Along the same lines, mathematician Calvin Clawson expands on this
program in his 1996 book, Mathematical Mysteries, which shows the level
of advanced surveillance that existed in the 90s! Clawson says:
“The German version of this [cipher] machine was called the Enigma,
on of which was obtained by the British. The Enigma, in conjunction
with cryptanalysis techniques allowed the British to decipher many
German messages, which significantly altered World War II’s
outcome….Companies and governments worldwide are not adopting the
public-key cipher system. RSA Data Security, Inc. has grown to be the
leading cryptographic marketing company in the nation….
With the phenomenal growth in the use of public-key encryption
methods, such as the RSA system, we might be led to believe that public
key codes will soon become the national, or even world standard.
However, the U.S. Government has been fighting to avoid such a
situation. The National Security Agency of the U.S. Government is
responsible for breaking the codes of foreign governments- they are our
secret spy agency. But the NSA knows it cannot break the public
key-codes….No wonder the NSA is upset about the RSA success story.
The government has not been idle, and is now working on a competing
system to public-key encryption. In 1987, Congress authorized NIST to
develop an acceptable encryption system that would satisfy the needs of
user privacy, yet allow law enforcement agencies and the NSA to decipher
transmitted messages. This effort became the Capstone Project. Under
Capstone, a computer chip, called a Clipper Chip, would be manufactured
and installed in computers that interface with the U.S. Government.” (Mathematical Mysteries, pgs. 186, 199-200)
Lucifer and Capstone: Names undoubtedly imbued with esoteric
significance. Even in my semi demythologizing project in this essay, I
am unable to avoid esoteric notions as we move into the 20th century.
It seems that cyrptography, which developed from ancient message
writing and gematria, and eventually produced the Enigma
machine of World War II and the computer itself, is still deeply related
to occult ideas. Does that mean we can decode Lagarde’s cipher? We
may not have all the keys for her message, but what we do have is a
grounding in the understanding that Lagarde is primarily using her
message as a message of statecraft, as old as the art of language
itself. Whether one regards the “magic” as real or not, one thing we
can be certain of is statecraft and cryptography.

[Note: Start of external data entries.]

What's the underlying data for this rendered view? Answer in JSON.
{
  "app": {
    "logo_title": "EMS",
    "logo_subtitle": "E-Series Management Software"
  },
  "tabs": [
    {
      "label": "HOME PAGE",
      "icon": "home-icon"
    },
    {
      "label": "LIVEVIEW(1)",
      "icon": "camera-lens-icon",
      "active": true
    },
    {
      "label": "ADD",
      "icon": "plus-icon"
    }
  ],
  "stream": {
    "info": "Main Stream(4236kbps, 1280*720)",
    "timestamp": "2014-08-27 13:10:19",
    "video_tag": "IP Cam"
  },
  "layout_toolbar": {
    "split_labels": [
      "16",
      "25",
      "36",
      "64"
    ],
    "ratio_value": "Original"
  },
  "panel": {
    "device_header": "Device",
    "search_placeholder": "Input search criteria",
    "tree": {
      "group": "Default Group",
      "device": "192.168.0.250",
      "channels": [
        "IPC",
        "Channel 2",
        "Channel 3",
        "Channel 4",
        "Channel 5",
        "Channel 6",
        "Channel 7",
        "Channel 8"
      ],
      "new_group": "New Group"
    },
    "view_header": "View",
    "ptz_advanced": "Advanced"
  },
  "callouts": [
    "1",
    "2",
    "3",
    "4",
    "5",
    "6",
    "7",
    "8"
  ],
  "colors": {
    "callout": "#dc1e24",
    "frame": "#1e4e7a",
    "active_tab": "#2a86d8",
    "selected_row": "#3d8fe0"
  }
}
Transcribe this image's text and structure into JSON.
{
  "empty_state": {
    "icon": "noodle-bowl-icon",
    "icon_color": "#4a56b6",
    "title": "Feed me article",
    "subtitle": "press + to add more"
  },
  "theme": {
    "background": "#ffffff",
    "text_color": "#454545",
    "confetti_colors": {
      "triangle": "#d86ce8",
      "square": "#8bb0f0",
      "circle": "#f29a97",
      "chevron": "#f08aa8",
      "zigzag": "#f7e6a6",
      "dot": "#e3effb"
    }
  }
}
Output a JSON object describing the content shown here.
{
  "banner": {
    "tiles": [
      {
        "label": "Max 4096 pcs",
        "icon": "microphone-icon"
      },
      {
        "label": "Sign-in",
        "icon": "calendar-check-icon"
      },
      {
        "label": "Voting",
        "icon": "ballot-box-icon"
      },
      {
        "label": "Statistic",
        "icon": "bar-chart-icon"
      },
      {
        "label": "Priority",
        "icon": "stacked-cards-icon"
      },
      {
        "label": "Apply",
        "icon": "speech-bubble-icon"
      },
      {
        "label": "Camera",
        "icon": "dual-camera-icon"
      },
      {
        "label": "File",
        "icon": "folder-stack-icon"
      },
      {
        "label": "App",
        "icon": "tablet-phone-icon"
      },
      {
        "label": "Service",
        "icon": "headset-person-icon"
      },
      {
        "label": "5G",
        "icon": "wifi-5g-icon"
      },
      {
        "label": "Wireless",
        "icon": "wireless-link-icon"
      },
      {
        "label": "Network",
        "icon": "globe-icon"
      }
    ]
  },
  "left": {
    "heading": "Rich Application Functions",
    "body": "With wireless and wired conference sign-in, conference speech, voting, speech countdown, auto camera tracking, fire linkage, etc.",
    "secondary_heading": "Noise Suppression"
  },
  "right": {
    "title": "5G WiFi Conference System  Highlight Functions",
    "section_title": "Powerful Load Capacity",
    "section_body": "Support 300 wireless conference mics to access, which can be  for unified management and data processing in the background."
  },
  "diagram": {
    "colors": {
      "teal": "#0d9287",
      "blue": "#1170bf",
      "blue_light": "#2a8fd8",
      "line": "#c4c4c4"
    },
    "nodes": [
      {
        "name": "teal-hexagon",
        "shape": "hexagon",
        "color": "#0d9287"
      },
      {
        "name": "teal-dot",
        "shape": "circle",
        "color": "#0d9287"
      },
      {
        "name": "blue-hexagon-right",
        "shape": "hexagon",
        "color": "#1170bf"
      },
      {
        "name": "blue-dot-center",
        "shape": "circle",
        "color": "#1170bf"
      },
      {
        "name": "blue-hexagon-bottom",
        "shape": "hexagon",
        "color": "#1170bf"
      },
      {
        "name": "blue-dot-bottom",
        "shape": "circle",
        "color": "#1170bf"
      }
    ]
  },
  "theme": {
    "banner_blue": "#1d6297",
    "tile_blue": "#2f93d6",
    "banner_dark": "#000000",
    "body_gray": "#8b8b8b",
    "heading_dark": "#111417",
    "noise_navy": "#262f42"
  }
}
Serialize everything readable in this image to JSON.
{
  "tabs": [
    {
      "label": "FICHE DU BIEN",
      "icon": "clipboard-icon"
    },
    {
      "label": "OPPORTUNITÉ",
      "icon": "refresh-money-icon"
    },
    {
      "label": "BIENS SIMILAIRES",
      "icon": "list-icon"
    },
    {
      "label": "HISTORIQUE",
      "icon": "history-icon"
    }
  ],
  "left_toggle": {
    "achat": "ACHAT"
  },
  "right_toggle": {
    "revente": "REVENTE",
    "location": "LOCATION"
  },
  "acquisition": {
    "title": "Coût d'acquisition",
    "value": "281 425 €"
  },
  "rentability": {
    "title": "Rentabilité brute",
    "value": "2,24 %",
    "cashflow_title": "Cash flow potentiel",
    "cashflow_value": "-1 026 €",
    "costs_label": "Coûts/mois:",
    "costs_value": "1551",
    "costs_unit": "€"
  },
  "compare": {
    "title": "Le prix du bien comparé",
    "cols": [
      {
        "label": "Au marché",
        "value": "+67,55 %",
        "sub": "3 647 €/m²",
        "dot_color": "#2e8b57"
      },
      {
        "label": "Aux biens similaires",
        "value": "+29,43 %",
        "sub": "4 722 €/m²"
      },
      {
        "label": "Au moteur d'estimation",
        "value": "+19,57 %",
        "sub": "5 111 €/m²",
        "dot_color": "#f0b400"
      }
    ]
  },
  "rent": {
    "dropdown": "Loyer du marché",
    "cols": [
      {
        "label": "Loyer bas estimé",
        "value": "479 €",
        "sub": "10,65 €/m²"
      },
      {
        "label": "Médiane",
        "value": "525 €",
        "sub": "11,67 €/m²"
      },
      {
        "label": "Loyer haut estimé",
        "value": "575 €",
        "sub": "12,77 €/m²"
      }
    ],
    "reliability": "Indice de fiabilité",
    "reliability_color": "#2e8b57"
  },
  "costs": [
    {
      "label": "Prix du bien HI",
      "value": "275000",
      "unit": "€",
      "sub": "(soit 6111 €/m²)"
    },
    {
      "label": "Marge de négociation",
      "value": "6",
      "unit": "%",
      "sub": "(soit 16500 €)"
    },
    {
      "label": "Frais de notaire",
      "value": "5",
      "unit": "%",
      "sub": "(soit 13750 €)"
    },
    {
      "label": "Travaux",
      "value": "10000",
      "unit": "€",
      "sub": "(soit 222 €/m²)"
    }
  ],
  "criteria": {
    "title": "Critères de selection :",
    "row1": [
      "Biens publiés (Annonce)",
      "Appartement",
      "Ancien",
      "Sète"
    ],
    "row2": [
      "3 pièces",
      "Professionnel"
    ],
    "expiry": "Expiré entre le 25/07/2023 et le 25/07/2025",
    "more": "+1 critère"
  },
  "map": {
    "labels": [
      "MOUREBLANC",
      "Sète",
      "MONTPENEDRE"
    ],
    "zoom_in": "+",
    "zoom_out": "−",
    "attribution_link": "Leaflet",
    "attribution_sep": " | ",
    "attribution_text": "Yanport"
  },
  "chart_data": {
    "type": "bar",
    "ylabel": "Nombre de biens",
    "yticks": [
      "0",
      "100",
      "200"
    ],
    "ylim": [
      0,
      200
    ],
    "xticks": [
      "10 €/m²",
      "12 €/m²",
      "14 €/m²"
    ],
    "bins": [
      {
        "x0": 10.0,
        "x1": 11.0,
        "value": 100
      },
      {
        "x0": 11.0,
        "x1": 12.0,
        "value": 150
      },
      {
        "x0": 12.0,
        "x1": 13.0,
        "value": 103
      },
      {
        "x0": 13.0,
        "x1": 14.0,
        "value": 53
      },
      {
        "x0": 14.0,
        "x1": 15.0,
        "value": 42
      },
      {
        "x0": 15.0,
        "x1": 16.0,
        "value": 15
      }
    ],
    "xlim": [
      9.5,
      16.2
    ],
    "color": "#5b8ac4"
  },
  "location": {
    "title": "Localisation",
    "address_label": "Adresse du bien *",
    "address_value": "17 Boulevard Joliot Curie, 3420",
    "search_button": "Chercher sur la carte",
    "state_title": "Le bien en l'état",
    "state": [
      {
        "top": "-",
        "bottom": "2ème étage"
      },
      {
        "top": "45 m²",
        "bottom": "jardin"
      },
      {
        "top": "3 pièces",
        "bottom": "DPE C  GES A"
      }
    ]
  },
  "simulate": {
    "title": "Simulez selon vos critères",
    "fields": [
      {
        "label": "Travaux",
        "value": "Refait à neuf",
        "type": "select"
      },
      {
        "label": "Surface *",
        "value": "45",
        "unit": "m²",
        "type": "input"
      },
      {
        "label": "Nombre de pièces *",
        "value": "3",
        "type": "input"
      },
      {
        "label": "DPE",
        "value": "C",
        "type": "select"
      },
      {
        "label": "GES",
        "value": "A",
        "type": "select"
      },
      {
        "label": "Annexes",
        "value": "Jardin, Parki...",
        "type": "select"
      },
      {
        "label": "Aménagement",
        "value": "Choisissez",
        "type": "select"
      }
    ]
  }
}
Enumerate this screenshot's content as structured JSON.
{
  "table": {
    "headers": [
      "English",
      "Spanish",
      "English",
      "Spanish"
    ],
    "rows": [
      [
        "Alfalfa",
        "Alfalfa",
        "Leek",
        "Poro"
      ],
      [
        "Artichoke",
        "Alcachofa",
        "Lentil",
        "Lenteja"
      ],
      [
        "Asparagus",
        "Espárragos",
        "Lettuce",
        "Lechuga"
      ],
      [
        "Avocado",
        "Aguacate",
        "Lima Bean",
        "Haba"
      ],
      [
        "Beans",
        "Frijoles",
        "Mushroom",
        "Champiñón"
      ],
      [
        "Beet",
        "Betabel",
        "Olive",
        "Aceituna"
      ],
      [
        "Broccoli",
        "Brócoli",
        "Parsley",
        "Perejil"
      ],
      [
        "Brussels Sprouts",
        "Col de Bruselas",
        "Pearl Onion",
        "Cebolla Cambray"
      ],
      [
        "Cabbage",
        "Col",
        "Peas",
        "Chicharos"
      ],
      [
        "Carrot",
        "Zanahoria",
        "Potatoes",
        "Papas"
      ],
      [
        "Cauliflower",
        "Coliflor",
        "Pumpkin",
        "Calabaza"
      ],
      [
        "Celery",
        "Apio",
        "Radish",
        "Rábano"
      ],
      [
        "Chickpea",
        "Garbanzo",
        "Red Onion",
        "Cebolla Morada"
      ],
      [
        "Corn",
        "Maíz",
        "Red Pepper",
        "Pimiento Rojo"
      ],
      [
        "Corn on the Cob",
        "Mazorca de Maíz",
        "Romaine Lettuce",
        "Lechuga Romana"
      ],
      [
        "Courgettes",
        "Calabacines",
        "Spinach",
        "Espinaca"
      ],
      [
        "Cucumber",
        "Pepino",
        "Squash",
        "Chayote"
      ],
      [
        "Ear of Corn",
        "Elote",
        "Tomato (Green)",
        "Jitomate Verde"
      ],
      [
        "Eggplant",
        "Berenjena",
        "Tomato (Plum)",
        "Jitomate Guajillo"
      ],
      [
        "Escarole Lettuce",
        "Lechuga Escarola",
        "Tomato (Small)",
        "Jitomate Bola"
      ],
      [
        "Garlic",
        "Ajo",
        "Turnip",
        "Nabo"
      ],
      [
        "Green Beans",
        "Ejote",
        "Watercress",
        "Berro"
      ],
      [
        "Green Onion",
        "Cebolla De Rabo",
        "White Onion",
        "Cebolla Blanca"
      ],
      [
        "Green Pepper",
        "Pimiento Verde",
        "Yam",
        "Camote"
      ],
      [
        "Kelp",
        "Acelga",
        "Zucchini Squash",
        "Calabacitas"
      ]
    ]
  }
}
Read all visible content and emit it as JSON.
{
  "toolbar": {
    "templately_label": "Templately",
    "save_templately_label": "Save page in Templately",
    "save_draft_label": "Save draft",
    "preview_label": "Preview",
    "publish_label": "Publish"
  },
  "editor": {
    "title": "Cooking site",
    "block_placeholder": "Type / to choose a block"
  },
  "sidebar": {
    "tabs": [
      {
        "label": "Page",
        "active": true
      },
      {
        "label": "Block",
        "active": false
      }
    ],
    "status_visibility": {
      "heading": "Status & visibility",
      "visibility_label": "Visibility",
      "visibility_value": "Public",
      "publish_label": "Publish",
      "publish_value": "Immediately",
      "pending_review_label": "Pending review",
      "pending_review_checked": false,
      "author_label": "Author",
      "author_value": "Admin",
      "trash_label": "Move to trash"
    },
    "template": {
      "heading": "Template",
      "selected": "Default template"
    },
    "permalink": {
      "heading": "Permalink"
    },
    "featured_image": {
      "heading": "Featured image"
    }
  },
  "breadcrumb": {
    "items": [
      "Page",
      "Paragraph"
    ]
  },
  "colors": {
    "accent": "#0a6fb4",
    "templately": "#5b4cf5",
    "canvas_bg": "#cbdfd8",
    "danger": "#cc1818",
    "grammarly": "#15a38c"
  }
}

What of gods, then? Must we conclude that it is all statecraft and sciencia and techne,
man in search of secret ways of communicating and being, apart from
anything religious? No, not at all. Man is more religious than ever,
only his gods have changed. Instead, just as we plumb the depths of
nature and science, like Hofstadter’s comments on the Platonic nature of
signs and symbols, each new revelation conceals as much as it reveals.
We are not left with a dry, barren Enlightenment rationalism, nor are
we returning to an ancient superstition. We are involved in the
ever-progressing revelation of reality that spirals for all eternity, as
St. Gregory of Nyssa wrote, up, eternally into the divine. It’s not
dialectics, it’s a principle of unification, and synthesis, and not in a
Hegelian sense (Hegel’s view was based on dialectical tension). This
eternal learning constantly removes superstition as it simultaneously
invites us deeper into theological mystery. It is the acceptance of
paradox, which
is very different from a contradiction in philosophy,
that is the appropriate (and Eastern) attitude.